The Late Bloomer’s Guide to Thriving in the Second Act

If you’ve spent most of your life feeling like you were reading a different script than everyone else, only to finally receive the "missing piece" of a neurodiverse diagnosis in your 40s or 50s, you aren’t behind. You are arriving.

But then, just as the clarity hits, so does the hormonal shift. Perimenopause and menopause don't just bring hot flashes; for the neurodiverse brain, they can feel like someone turned up the static on an already noisy world. The executive dysfunction spikes, the sensory overwhelm intensifies, and the "old ways" of coping—the masking, the pushing, the over-functioning—simply stop working.

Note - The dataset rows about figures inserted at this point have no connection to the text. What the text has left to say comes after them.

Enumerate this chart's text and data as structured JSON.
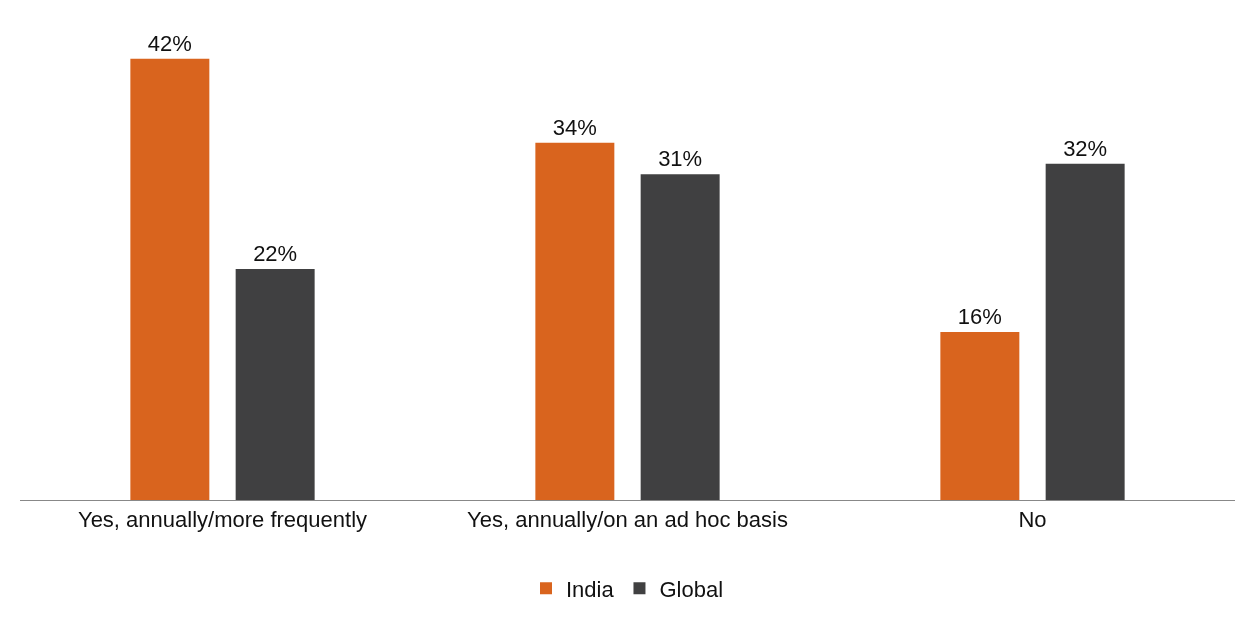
{
  "chart_data": {
    "type": "bar",
    "categories": [
      "Yes, annually/more frequently",
      "Yes, annually/on an ad hoc basis",
      "No"
    ],
    "series": [
      {
        "name": "India",
        "color": "#d9641e",
        "values": [
          42,
          34,
          16
        ],
        "value_labels": [
          "42%",
          "34%",
          "16%"
        ]
      },
      {
        "name": "Global",
        "color": "#404041",
        "values": [
          22,
          31,
          32
        ],
        "value_labels": [
          "22%",
          "31%",
          "32%"
        ]
      }
    ],
    "legend": "bottom"
  }
}
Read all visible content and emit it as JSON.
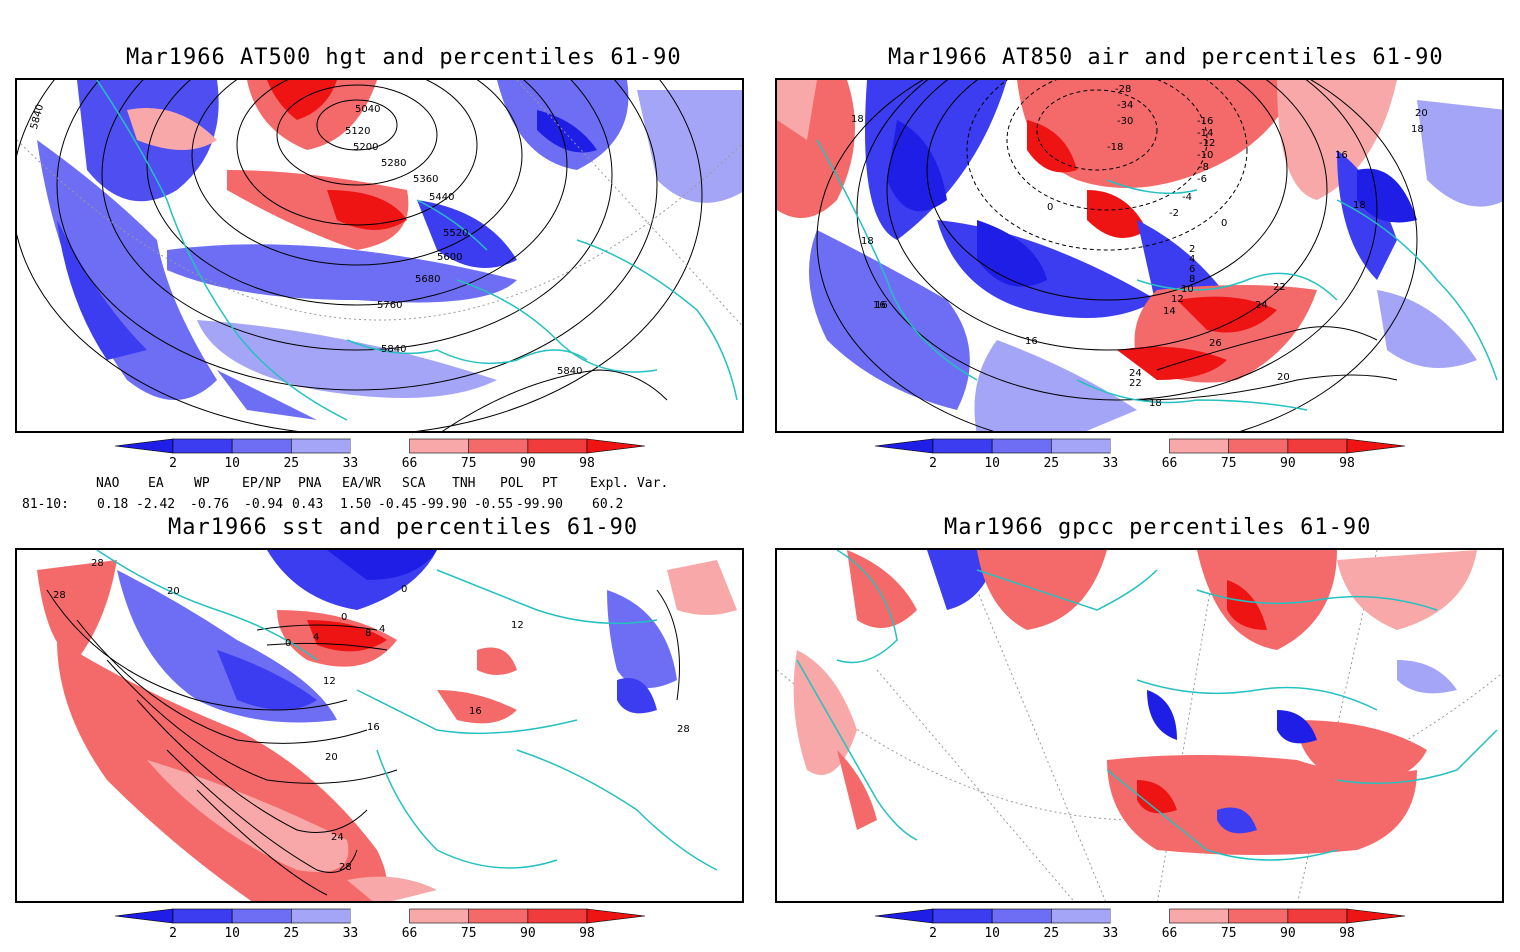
{
  "panels": {
    "hgt": {
      "title": "Mar1966 AT500 hgt and percentiles 61-90",
      "contour_labels": [
        "5040",
        "5120",
        "5200",
        "5280",
        "5360",
        "5440",
        "5520",
        "5600",
        "5680",
        "5760",
        "5840",
        "5840",
        "5840"
      ]
    },
    "air": {
      "title": "Mar1966 AT850 air and percentiles 61-90",
      "contour_labels": [
        "-28",
        "-34",
        "-30",
        "-14",
        "-18",
        "-16",
        "-12",
        "-10",
        "-8",
        "-6",
        "-4",
        "-2",
        "0",
        "0",
        "2",
        "4",
        "6",
        "8",
        "10",
        "12",
        "14",
        "16",
        "16",
        "16",
        "18",
        "18",
        "18",
        "18",
        "20",
        "20",
        "22",
        "24",
        "24",
        "26",
        "22",
        "18",
        "16"
      ]
    },
    "sst": {
      "title": "Mar1966 sst and percentiles 61-90",
      "contour_labels": [
        "28",
        "28",
        "20",
        "0",
        "4",
        "8",
        "0",
        "4",
        "0",
        "12",
        "16",
        "20",
        "24",
        "28",
        "16",
        "28",
        "12"
      ]
    },
    "gpcc": {
      "title": "Mar1966 gpcc percentiles 61-90"
    }
  },
  "colorbar": {
    "tick_labels": [
      "2",
      "10",
      "25",
      "33",
      "66",
      "75",
      "90",
      "98"
    ],
    "colors": [
      "#1e1ee6",
      "#3c3cf0",
      "#6e6ef5",
      "#a5a5f8",
      "#ffffff",
      "#f8a8a8",
      "#f46a6a",
      "#f03c3c",
      "#ee1414"
    ]
  },
  "teleconnections": {
    "headers": [
      "NAO",
      "EA",
      "WP",
      "EP/NP",
      "PNA",
      "EA/WR",
      "SCA",
      "TNH",
      "POL",
      "PT",
      "Expl. Var."
    ],
    "period": "81-10:",
    "values": [
      "0.18",
      "-2.42",
      "-0.76",
      "-0.94",
      "0.43",
      "1.50",
      "-0.45",
      "-99.90",
      "-0.55",
      "-99.90",
      "60.2"
    ]
  }
}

I’m here to tell you: This isn't a breakdown. It’s an invitation to rebuild.

Why Functional Wellness?

As a Functional Menopause Wellness Coach and kinesiology practitioner, I specialize in the unique intersection where hormones meet the neurodiverse mind. I don't believe in "one-size-fits-all" checklists or rigid routines that feel like another chore on your to-do list. Instead, we focus on:

  • Functional Well-being: Targeted self-care that respects your sensory needs and biological shifts.
  • Lifestyle Hacks: Low-demand, high-impact systems designed for a brain that craves dopamine but struggles with transitions.
  • Emotional Depth: Space to process the "late bloomer" grief and celebrate the newfound empowerment of your authentic self.
  • Spiritual Practices: Grounding rituals that move you out of the "survival mode" of the mind and back into the safety of your body.

My Mission

I empower women 40+ to stop apologizing for how their brains work, ask for what they want in healthcare environments and start optimizing how their bodies feel. We move beyond the chaos of fluctuating hormones, emotional rollercoasters and toward a grounded, vibrant "Second Act."

You have spent years people pleasing, supporting others beyond your capabilities and figuring out the "why." Now, it is time for the how. Let’s create a life that feels as good on the inside as it looks on the outside—one that is quiet, intentional, and entirely yours.

You are not lost in the fog. You are simply finding a new way to shine. You are learning to become more of who you were born to be.